Commanders and leaders
- Spahbed Shahin: magister militum Priscus

= Siege of Caesarea (611–612) =

Byzantine siege of the Sasanians in Caesarea

The Sasanians under general Shahin launched an invasion into Anatolia during the war of 602–628 and after Heraclius ascendency to the throne. The invasion culminated in the capture of the Cappadocian metropolis Caesarea. The year of the capture was 611 or possibly in the last days of 610.

Priscus, who had encouraged Heraclius and his father to rebel against his father-in-law, emperor Phocas, was put by the Emperor Heraclius in command of the Anatolian army in the autumn of 611. He managed to trap Shahin's forces by besieging and blockading the city. After a year, in the summer of 612, the hard-pressed Sasanians managed to escape the Byzantine blockade, much to the embarrassment of Priscus and displeasure of Heraclius, as it was widely assumed that the Sasanians are irrevocably trapped.

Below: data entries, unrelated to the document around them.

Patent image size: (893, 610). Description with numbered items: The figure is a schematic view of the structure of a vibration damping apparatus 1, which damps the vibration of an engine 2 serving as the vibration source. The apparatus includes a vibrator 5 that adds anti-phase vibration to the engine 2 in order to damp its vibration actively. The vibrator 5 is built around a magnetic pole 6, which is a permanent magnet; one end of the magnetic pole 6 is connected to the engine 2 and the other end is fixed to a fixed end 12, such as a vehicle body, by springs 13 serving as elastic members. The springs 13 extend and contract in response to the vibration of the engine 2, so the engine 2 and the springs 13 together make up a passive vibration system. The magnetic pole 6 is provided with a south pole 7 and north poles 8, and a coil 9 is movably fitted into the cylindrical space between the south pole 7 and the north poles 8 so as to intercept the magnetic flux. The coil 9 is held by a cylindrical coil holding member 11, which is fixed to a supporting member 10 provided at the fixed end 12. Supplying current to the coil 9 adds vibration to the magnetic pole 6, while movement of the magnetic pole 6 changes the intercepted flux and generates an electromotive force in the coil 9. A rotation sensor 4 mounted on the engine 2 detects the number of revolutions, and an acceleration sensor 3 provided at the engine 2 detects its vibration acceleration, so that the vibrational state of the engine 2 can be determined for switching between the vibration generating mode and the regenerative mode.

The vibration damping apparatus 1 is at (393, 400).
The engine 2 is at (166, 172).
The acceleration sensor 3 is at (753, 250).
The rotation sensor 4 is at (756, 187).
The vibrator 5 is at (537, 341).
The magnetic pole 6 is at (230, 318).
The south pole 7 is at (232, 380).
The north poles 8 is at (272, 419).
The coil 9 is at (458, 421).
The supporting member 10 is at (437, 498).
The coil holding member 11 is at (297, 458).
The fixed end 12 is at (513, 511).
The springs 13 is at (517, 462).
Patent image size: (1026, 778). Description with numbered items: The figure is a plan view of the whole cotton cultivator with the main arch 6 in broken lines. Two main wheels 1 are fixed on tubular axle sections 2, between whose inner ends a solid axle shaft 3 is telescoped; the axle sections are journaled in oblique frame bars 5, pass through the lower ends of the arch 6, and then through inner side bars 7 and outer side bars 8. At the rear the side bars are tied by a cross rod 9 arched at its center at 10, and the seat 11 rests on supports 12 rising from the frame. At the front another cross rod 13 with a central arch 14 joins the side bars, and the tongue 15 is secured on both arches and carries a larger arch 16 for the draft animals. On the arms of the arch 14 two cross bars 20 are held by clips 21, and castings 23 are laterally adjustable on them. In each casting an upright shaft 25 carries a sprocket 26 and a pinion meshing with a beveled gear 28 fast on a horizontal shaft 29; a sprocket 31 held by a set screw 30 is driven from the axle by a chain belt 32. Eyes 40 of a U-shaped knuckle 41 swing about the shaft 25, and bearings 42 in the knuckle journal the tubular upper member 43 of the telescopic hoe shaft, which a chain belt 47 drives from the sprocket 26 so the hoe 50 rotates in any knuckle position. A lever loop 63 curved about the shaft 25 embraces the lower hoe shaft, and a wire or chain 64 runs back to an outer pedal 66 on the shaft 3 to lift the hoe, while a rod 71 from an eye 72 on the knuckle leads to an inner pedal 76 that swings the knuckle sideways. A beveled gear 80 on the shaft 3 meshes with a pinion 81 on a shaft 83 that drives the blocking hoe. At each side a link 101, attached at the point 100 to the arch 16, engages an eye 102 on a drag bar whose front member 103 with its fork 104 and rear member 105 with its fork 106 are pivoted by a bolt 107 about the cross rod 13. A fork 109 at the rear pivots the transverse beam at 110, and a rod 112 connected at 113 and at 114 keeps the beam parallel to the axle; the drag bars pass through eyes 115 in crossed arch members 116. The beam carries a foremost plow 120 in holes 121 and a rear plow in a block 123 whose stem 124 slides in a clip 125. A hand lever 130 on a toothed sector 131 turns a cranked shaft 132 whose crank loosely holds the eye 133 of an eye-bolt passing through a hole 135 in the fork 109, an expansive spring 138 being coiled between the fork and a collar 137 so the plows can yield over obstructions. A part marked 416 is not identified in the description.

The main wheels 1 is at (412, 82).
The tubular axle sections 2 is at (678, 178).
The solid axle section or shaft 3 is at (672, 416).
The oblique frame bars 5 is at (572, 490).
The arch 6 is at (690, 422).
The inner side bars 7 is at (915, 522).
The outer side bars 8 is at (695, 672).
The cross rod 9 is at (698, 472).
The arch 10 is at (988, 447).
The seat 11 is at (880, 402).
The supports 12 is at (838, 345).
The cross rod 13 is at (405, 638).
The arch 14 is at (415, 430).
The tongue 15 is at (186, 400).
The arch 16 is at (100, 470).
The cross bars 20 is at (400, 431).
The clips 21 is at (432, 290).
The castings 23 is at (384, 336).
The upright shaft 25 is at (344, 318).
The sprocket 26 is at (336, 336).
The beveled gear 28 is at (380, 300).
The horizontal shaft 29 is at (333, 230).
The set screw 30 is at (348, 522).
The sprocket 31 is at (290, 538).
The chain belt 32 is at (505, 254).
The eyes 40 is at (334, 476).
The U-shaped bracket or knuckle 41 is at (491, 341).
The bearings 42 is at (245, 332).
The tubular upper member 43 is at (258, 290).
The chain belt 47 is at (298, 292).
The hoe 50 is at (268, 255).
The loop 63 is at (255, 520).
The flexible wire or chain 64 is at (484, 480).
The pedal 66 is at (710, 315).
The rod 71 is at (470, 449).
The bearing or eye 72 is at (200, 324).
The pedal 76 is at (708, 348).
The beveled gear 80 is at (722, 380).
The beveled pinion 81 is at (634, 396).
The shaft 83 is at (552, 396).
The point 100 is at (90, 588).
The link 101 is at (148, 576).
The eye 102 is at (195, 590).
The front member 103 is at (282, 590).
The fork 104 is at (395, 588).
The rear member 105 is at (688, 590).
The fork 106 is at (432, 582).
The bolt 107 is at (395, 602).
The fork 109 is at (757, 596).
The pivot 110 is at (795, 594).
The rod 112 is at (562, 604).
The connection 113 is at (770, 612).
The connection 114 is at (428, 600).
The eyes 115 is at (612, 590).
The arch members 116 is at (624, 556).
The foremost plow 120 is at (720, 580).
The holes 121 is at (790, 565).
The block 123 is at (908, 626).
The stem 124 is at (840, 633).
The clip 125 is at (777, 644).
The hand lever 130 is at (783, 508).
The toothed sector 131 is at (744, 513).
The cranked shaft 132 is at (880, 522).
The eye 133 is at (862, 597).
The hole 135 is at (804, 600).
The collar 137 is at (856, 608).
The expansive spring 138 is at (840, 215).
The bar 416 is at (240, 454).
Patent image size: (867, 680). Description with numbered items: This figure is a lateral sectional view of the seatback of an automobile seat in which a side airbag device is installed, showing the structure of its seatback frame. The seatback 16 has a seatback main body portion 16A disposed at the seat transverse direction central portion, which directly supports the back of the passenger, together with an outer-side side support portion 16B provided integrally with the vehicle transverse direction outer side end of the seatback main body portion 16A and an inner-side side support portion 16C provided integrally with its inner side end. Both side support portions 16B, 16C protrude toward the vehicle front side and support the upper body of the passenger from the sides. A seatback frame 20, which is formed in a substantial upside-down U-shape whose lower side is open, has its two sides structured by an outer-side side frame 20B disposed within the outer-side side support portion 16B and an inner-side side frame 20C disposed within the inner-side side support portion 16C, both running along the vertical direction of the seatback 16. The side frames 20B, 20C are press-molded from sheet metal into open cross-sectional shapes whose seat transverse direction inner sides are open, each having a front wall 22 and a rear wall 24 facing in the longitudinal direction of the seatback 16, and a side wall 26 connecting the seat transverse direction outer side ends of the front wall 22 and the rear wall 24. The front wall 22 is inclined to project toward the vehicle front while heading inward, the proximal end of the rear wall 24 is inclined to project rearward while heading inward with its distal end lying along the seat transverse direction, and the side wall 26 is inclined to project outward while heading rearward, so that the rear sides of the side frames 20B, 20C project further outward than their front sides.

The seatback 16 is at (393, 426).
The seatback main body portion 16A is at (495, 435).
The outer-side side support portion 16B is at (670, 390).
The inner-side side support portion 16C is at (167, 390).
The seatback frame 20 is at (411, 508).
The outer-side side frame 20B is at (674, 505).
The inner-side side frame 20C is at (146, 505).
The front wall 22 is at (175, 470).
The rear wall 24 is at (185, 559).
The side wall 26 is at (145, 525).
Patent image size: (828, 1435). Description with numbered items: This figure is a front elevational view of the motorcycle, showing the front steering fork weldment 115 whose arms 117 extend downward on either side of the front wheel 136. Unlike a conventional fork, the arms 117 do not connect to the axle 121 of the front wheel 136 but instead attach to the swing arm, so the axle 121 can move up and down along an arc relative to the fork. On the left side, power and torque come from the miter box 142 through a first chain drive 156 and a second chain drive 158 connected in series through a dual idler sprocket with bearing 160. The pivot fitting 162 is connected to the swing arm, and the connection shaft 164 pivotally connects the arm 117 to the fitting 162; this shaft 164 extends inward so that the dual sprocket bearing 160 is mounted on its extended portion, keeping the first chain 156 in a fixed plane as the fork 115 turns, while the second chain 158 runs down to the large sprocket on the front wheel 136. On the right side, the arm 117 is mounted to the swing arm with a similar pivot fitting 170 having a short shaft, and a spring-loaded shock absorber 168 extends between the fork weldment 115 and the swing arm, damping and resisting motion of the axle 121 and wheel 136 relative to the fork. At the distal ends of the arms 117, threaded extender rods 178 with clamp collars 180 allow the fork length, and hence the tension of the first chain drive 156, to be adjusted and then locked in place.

Heraclius had decided to visit Priscus' camp at Caesarea during winter to help with making strategies, but Priscus, now sensitive to any criticism, responded in an insulting manner, remarking that an emperor should not leave the capital to busy himself with distant military affairs. The emperor had apparently arrived in the camp in 612, after the Sasanians' escape. On the other hand, it would have been an excellent opportunity for Heraclius to remove Priscus and finally gain control over his armies.